Monday, December 2, 2013

New statin guidelines and other notable medical reversals

- Kenny Lin, MD, MPH

The recently published American College of Cardiology / American Heart Association cholesterol treatment guideline, which updates the National Heart, Lung, and Blood Institute's Adult Treatment Panel III recommendations that have guided clinicians for more than a decade, has generated controversy for several reasons: primary care groups did not participate in development of the guideline; several panelists had financial conflicts of interest; its cardiovascular risk calculator may substantially overestimate risk in certain populations; and the lowered risk threshold for prescribing medication, if adopted worldwide, could potentially result in more than a billion people taking statin drugs. American Family Physician will provide readers with concise summaries and critical analyses of the ACC/AHA guideline in future issues.
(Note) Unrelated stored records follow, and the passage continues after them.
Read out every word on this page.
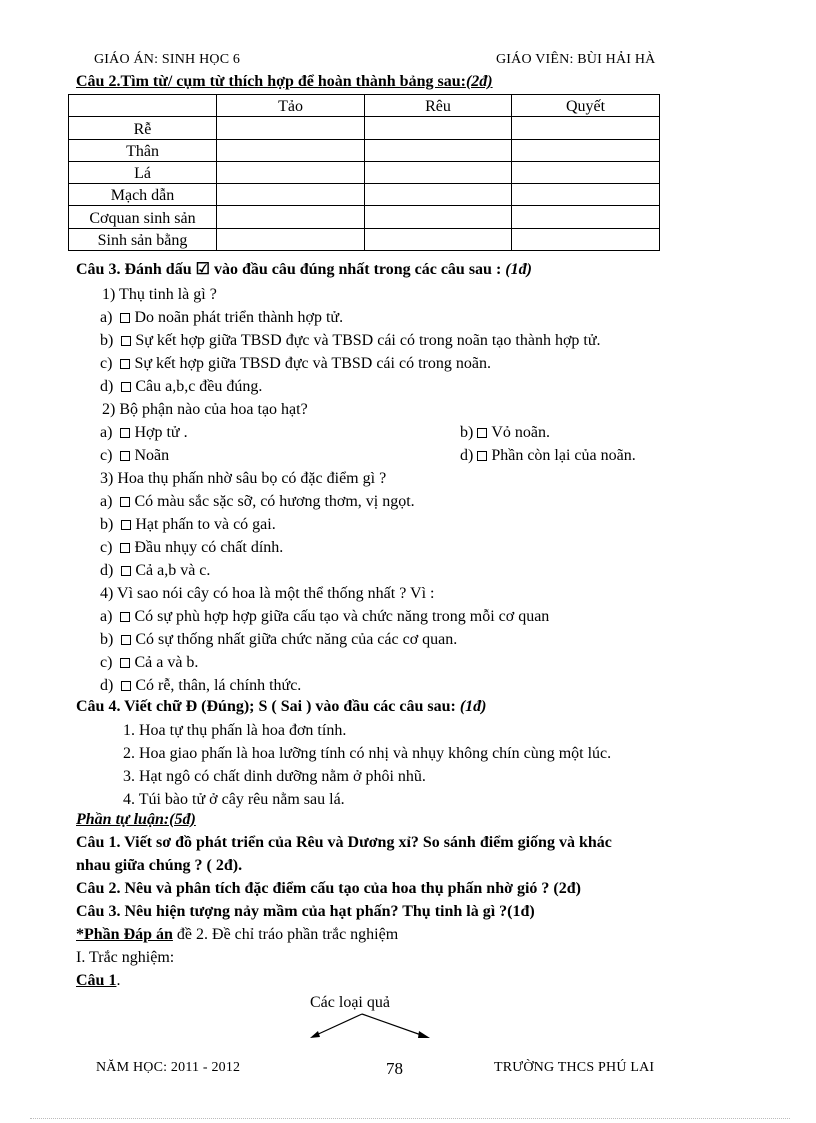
GIÁO ÁN: SINH HỌC 6	GIÁO VIÊN: BÙI HẢI HÀ
Câu 2.Tìm từ/ cụm từ thích hợp để hoàn thành bảng sau:(2đ)
	Tảo	Rêu	Quyết
Rễ			
Thân			
Lá			
Mạch dẫn			
Cơquan sinh sản			
Sinh sản bằng			
Câu 3. Đánh dấu ☑ vào đầu câu đúng nhất trong các câu sau : (1đ)
1) Thụ tinh là gì ?
a) Do noãn phát triển thành hợp tử.
b) Sự kết hợp giữa TBSD đực và TBSD cái có trong noãn tạo thành hợp tử.
c) Sự kết hợp giữa TBSD đực và TBSD cái có trong noãn.
d) Câu a,b,c đều đúng.
2) Bộ phận nào của hoa tạo hạt?
a) Hợp tử .	b) Vỏ noãn.
c) Noãn	d) Phần còn lại của noãn.
3) Hoa thụ phấn nhờ sâu bọ có đặc điểm gì ?
a) Có màu sắc sặc sỡ, có hương thơm, vị ngọt.
b) Hạt phấn to và có gai.
c) Đầu nhụy có chất dính.
d) Cả a,b và c.
4) Vì sao nói cây có hoa là một thể thống nhất ? Vì :
a) Có sự phù hợp hợp giữa cấu tạo và chức năng trong mỗi cơ quan
b) Có sự thống nhất giữa chức năng của các cơ quan.
c) Cả a và b.
d) Có rễ, thân, lá chính thức.
Câu 4. Viết chữ Đ (Đúng); S ( Sai ) vào đầu các câu sau: (1đ)
1. Hoa tự thụ phấn là hoa đơn tính.
2. Hoa giao phấn là hoa lưỡng tính có nhị và nhụy không chín cùng một lúc.
3. Hạt ngô có chất dinh dưỡng nằm ở phôi nhũ.
4. Túi bào tử ở cây rêu nằm sau lá.
Phần tự luận:(5đ)
Câu 1. Viết sơ đồ phát triển của Rêu và Dương xỉ? So sánh điểm giống và khác
nhau giữa chúng ? ( 2đ).
Câu 2. Nêu và phân tích đặc điểm cấu tạo của hoa thụ phấn nhờ gió ? (2đ)
Câu 3. Nêu hiện tượng nảy mầm của hạt phấn? Thụ tinh là gì ?(1đ)
*Phần Đáp án đề 2. Đề chỉ tráo phần trắc nghiệm
I. Trắc nghiệm:
Câu 1.
Các loại quả
NĂM HỌC: 2011 - 2012	78	TRƯỜNG THCS PHÚ LAI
Family physicians who have grown comfortable with ATP III's "treat to target" paradigm for cholesterol management were likely surprised by the new guideline's "fire and forget" approach, which advises prescribing fixed doses of statins based on cardiovascular risk assessments and not routinely rechecking cholesterol levels. The latter approach is more consistent with the evidence from randomized controlled trials, but this change is, nonetheless, a significant reversal of an established medical practice. Although such reversals are surprisingly common, they can be unsettling to clinicians.

In an editorial in the December 1st issue of AFP, Drs. Caroline Wellbery and Rebecca McAteer review reasons for other dramatic reversals such as hormone replacement therapy and tight glucose control in diabetes, which include poor design and small size; focus on disease-oriented evidence, application of findings to nonstudy populations; unidentified harms; and economic factors. They have several related suggestions to help physicians avoid pitfalls associated with currently accepted practices that may be vulnerable to later reversal:

To minimize the dizzying impact of changing recommendations, physicians should focus on patient-oriented evidence, and not be distracted by disease-oriented evidence. Physicians should become familiar with the basic principles of good research, and avoid drawing premature conclusions from observational studies or studies with design flaws. Physicians should also recognize the pharmaceutical industry's influence on research studies and practice recommendations.